Experimental Results and Analysis
Camera Pose and Depth Estimation
TrackingWorld demonstrates superior camera pose estimation accuracy versus SLAM baselines (DROID-SLAM, DPVO, COLMAP) and recent world-centric 3D trackers (MonST3R, Align3R, Uni4D) across dynamic datasets (Sintel, Bonn, TUM-D)—with substantial improvements in ATE, RTE, and RRE metrics. For example, on Sintel, TrackingWorld with DELTA achieves ATE 0.088, outperforming MonST3R and prior feedforward or optimization methods.
Improvements in 3D depth accuracy are equally significant: absolute relative error (Abs Rel) and correct depth fraction (δ<1.25) exhibit large gains due to the bundle adjustment framework, regardless of the foundation depth model backbone—demonstrating robustness to the monocular prior source.
Sparse and Dense Tracking Evaluation
The method sets new benchmarks in both sparse and dense 3D tracking regimes. It yields higher AJ and APD3D​ for moving camera datasets (ADT), indicating superior occlusion-aware correspondence and geometric consistency. For dense 2D tracking, the upsampler module allows scalable, accurate long-range optical flow, achieving EPE and IoU metrics on par or exceeding feedforward trackers.
Ablation studies systematically highlight the necessity of every module: both tracking every frame and the as-static-as-possible term are critical for disentangling static and dynamic motions, eliminating background drift, and stabilizing pose estimation.
Figure 3: The static point downsampling/upsampling strategy speeds up the dense optimization with negligible loss in geometric precision, reducing runtime by more than 7×.
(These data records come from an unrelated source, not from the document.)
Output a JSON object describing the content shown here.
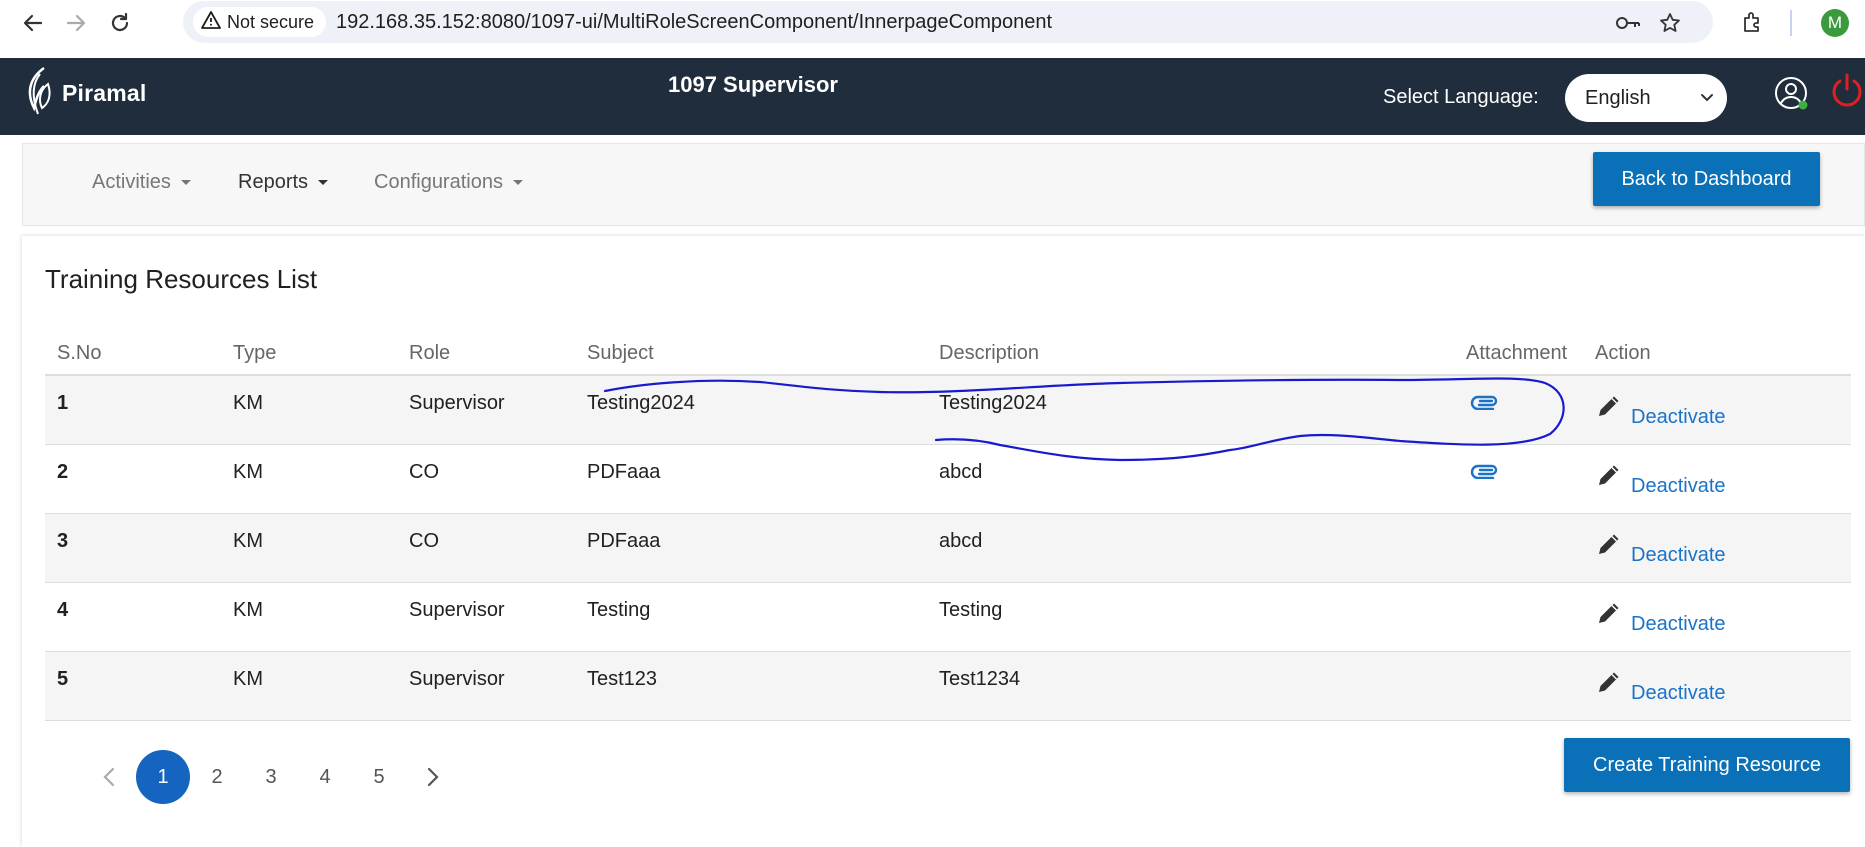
{
  "browser": {
    "security_label": "Not secure",
    "url": "192.168.35.152:8080/1097-ui/MultiRoleScreenComponent/InnerpageComponent",
    "profile_initial": "M"
  },
  "header": {
    "brand": "Piramal",
    "title": "1097 Supervisor",
    "language_label": "Select Language:",
    "language_value": "English"
  },
  "nav": {
    "menus": [
      {
        "label": "Activities"
      },
      {
        "label": "Reports"
      },
      {
        "label": "Configurations"
      }
    ],
    "back_button": "Back to Dashboard"
  },
  "page": {
    "title": "Training Resources List",
    "columns": [
      "S.No",
      "Type",
      "Role",
      "Subject",
      "Description",
      "Attachment",
      "Action"
    ],
    "rows": [
      {
        "sno": "1",
        "type": "KM",
        "role": "Supervisor",
        "subject": "Testing2024",
        "description": "Testing2024",
        "has_attachment": true,
        "action": "Deactivate"
      },
      {
        "sno": "2",
        "type": "KM",
        "role": "CO",
        "subject": "PDFaaa",
        "description": "abcd",
        "has_attachment": true,
        "action": "Deactivate"
      },
      {
        "sno": "3",
        "type": "KM",
        "role": "CO",
        "subject": "PDFaaa",
        "description": "abcd",
        "has_attachment": false,
        "action": "Deactivate"
      },
      {
        "sno": "4",
        "type": "KM",
        "role": "Supervisor",
        "subject": "Testing",
        "description": "Testing",
        "has_attachment": false,
        "action": "Deactivate"
      },
      {
        "sno": "5",
        "type": "KM",
        "role": "Supervisor",
        "subject": "Test123",
        "description": "Test1234",
        "has_attachment": false,
        "action": "Deactivate"
      }
    ],
    "pagination": {
      "pages": [
        "1",
        "2",
        "3",
        "4",
        "5"
      ],
      "current": "1"
    },
    "create_button": "Create Training Resource"
  },
  "colors": {
    "header_bg": "#1f2d3d",
    "primary_button": "#0a70b8",
    "link": "#1a73c9",
    "active_page": "#1565c0",
    "annotation": "#1a1acd"
  }
}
Figure 7: Camera pose estimation curves versus DUSt3R and MonST3R on Sintel, Bonn, TUM-D. TrackingWorld achieves superior alignment and temporal stability.
Qualitative Analyses
Qualitative results illustrate stable, temporally consistent world-centric 3D tracks, including background and multiple dynamic objects. In contrast to prior art, the system robustly tracks points appearing in intermediate frames and dynamically emerging objects, as evidenced in visualizations on datasets such as DAVIS.
Figure 5: Additional visualization of world-centric dense 3D point trajectories across multiple temporally spaced keyframes.
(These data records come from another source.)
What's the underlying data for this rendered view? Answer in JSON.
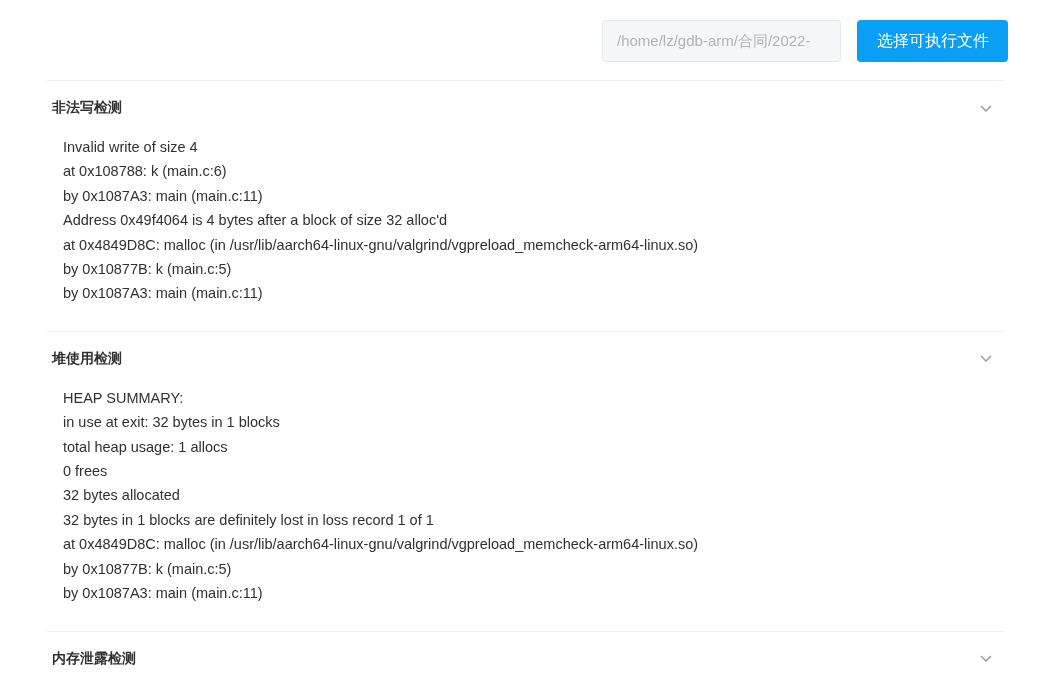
{
  "file_path": {
    "value": "/home/lz/gdb-arm/合同/2022-",
    "disabled": true
  },
  "select_button": {
    "label": "选择可执行文件"
  },
  "sections": [
    {
      "title": "非法写检测",
      "expanded": true,
      "lines": [
        "Invalid write of size 4",
        "at 0x108788: k (main.c:6)",
        "by 0x1087A3: main (main.c:11)",
        "Address 0x49f4064 is 4 bytes after a block of size 32 alloc'd",
        "at 0x4849D8C: malloc (in /usr/lib/aarch64-linux-gnu/valgrind/vgpreload_memcheck-arm64-linux.so)",
        "by 0x10877B: k (main.c:5)",
        "by 0x1087A3: main (main.c:11)"
      ]
    },
    {
      "title": "堆使用检测",
      "expanded": true,
      "lines": [
        "HEAP SUMMARY:",
        "in use at exit: 32 bytes in 1 blocks",
        "total heap usage: 1 allocs",
        "0 frees",
        "32 bytes allocated",
        "32 bytes in 1 blocks are definitely lost in loss record 1 of 1",
        "at 0x4849D8C: malloc (in /usr/lib/aarch64-linux-gnu/valgrind/vgpreload_memcheck-arm64-linux.so)",
        "by 0x10877B: k (main.c:5)",
        "by 0x1087A3: main (main.c:11)"
      ]
    },
    {
      "title": "内存泄露检测",
      "expanded": false
    }
  ]
}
Implications and Future Directions
Tracing the motion of nearly all pixels across frames via a fully disentangled, world-centric model establishes a new baseline for video understanding tasks where explicit separation of camera and object dynamics is required, e.g., video editing, motion analysis, or neural scene and object rendering. Furthermore, the scalability of the upsampler and the modularization around foundation priors (2D tracks, segmentation, depth) make TrackingWorld robust to foundational model quality and future advances therein.
From a theoretical perspective, explicit joint optimization over pose, segmentation, and point-wise dynamics enables holistic scene understanding and provides a path toward more generalizable, feedforward architectures. The methodology further suggests opportunities to integrate richer priors (e.g., video diffusion, language) and to directly align with downstream neural rendering or visual synthesis objectives. Future work may address end-to-end architectures reducing dependency on externally computed foundation priors and extend to real-world video production pipelines.
Conclusion
TrackingWorld (2512.08358) introduces an effective pipeline for world-centric, dense monocular 3D tracking, disentangling camera and multi-object motion for nearly all pixels in arbitrary videos. Through iterative dense 2D tracking, robust redundancy control, and a principled bundle-adjustment regime leveraging as-static-as-possible constraints, it achieves state-of-the-art accuracy in pose and geometric tracking across both public synthetic and real datasets. The approach advances scalable, accurate 3D understanding for dynamic scene analysis and is well-positioned for integration and expansion in future, globally coherent video representation systems.